Le libre-échange expliqué aux nuls. C’est sous cet intitulé assumé que la Fédération romande des consommateurs (FRC) a invité, vendredi à Morges, Luzius Wasescha, ambassadeur et ancien négociateur en chef de la Suisse auprès de l’OMC, à décortiquer les accords bilatéraux qui se multiplient à travers le monde. Si celui avec la Chine occupe les esprits, la FRC rappelle que la Suisse a déjà conclu 26 accords de libre-échange, avec 35 partenaires extra-européens. «Les consommateurs peinent à en évaluer les retombées», constate la fédération.

Luzius Wasescha s’est surtout étendu sur le contexte diplomatique. Par exemple, «ne pas donner plus à la Chine qu’à l’UE, sous peine de devoir lui concéder davantage par la suite». Mais les questions de l’auditoire se sont concentrées sur les droits de l’homme. «Il est compliqué d’influencer un éléphant comme la Chine.
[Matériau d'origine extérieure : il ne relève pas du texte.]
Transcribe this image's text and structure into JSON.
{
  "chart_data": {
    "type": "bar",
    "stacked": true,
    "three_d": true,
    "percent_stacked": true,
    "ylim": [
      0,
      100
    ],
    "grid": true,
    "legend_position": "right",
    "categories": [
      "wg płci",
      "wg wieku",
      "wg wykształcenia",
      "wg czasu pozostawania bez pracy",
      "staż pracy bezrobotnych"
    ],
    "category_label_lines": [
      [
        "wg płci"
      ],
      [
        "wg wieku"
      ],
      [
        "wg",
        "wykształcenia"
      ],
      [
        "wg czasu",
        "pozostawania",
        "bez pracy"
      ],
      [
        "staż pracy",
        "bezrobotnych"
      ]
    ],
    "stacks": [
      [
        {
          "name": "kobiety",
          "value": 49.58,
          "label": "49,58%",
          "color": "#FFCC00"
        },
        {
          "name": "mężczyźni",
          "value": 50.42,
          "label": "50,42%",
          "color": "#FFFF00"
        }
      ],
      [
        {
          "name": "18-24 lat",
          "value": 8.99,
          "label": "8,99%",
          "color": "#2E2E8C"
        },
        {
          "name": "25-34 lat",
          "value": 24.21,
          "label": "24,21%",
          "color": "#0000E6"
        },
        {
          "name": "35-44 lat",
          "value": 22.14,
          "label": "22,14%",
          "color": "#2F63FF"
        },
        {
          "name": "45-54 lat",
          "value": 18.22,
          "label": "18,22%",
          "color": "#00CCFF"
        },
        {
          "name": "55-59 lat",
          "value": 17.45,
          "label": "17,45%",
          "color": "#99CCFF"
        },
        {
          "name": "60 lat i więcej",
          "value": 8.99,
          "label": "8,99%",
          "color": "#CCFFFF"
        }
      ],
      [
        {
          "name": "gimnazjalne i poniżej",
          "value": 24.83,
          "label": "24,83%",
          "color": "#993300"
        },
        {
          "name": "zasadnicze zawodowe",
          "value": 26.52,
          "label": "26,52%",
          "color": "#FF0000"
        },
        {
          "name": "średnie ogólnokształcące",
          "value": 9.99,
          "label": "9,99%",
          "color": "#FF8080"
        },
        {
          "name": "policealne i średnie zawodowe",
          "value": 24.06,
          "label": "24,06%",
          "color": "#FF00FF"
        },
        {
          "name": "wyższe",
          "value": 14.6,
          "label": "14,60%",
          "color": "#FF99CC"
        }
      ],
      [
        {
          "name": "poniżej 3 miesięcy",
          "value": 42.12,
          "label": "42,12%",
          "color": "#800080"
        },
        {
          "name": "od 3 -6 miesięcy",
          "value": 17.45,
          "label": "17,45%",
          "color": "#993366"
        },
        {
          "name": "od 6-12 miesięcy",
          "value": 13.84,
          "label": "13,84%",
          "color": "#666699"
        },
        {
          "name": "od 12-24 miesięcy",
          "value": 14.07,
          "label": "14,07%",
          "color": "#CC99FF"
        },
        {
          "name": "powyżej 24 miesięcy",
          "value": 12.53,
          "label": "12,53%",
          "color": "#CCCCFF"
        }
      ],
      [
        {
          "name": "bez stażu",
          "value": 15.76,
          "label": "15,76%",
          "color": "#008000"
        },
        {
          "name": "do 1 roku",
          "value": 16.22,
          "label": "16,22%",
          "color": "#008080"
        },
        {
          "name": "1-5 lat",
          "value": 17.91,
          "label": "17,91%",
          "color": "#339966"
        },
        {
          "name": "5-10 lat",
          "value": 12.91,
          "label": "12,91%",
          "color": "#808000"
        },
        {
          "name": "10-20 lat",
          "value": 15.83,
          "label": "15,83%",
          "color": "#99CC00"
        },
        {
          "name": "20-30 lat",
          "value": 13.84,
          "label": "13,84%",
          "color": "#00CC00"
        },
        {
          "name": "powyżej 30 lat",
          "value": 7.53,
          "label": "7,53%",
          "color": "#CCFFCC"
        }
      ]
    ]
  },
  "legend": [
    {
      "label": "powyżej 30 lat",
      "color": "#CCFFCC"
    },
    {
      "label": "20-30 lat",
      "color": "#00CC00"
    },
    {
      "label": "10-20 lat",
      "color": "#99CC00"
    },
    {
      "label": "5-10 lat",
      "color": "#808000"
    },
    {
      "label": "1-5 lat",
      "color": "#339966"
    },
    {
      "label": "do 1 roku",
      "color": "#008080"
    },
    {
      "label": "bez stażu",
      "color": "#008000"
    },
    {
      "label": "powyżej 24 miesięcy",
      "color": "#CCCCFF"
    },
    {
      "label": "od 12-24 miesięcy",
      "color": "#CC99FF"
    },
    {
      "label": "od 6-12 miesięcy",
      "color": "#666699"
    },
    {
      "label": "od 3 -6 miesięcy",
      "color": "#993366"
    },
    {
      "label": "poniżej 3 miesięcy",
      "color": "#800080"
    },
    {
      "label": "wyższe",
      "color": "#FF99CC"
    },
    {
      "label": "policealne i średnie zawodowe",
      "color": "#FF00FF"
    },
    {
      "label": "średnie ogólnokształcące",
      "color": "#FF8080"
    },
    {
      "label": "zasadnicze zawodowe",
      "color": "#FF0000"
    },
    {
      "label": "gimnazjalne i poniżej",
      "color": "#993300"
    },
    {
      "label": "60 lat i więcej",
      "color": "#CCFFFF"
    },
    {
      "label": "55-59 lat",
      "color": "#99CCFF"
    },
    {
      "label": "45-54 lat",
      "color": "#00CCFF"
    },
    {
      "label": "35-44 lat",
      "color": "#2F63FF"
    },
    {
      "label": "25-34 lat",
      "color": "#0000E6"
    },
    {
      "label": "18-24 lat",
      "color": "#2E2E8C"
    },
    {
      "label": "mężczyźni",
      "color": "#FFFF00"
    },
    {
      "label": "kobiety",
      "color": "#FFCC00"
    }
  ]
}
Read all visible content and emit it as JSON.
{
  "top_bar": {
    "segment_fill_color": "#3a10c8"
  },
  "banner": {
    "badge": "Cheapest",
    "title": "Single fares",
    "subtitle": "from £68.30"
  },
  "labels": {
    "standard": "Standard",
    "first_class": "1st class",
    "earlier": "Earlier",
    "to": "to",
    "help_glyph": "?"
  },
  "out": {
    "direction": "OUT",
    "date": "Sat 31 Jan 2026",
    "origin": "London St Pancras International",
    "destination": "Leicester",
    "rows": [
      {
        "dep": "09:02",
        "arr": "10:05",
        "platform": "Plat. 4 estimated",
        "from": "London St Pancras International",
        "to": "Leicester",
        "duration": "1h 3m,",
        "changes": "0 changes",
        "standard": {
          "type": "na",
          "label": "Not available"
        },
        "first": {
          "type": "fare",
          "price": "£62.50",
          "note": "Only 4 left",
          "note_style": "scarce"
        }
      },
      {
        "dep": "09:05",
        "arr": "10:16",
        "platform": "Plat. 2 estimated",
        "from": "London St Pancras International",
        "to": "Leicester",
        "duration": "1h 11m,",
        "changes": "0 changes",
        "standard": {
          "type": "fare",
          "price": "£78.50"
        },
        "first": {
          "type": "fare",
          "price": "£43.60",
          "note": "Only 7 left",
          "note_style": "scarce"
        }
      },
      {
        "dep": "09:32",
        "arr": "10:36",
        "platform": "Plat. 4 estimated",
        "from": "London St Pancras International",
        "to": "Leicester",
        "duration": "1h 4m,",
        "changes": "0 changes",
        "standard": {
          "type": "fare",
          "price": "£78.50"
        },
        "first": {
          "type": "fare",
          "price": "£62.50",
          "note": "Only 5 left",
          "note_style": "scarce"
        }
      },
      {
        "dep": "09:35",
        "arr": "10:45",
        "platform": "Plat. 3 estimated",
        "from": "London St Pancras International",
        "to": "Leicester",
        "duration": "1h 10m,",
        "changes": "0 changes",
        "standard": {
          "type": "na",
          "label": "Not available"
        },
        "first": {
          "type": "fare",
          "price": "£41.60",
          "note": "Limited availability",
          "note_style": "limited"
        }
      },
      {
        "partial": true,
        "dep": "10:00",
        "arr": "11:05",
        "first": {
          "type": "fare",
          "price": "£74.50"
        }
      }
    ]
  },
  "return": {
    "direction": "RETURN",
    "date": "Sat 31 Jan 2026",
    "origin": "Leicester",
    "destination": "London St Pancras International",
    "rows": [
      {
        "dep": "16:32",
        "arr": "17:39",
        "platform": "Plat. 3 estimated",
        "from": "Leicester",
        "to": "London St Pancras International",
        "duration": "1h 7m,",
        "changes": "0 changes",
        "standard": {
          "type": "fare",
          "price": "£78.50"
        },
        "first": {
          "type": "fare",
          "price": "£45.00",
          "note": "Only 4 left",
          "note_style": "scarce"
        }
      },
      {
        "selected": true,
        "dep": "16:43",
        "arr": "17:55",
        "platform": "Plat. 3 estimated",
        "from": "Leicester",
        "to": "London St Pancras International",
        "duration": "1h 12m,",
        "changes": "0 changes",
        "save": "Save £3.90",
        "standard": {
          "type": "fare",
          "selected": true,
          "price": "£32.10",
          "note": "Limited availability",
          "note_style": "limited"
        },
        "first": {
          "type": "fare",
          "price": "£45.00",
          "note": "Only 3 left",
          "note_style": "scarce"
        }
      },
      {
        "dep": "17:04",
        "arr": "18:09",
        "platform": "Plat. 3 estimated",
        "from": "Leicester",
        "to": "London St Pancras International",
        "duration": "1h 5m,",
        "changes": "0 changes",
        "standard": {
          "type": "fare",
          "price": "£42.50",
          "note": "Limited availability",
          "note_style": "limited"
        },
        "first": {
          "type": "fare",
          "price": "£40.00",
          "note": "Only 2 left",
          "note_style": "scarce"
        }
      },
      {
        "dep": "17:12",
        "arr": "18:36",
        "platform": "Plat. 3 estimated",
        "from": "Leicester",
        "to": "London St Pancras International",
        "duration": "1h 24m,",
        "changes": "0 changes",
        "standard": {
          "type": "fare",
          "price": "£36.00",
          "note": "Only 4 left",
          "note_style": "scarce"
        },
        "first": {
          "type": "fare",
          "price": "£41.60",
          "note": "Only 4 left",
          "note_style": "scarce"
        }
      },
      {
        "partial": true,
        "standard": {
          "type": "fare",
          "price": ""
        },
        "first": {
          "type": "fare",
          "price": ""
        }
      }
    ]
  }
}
Si l’accord permet d’ouvrir le débat, c’est déjà très bien, a expliqué Luzius Wasescha. Mais croire que la Suisse va changer les droits de l’homme en Chine serait naïf.» Pourquoi, alors, se rapprocher d’un pays dans lequel les conditions de travail laissent à désirer? «L’intérêt premier reste économique. On ne peut décemment pas laisser passer cette chance d’être dispensé de taxes douanières en Chine avant l’Europe et les Etats-Unis. Et ce n’est pas du cynisme, c’est du réalisme.»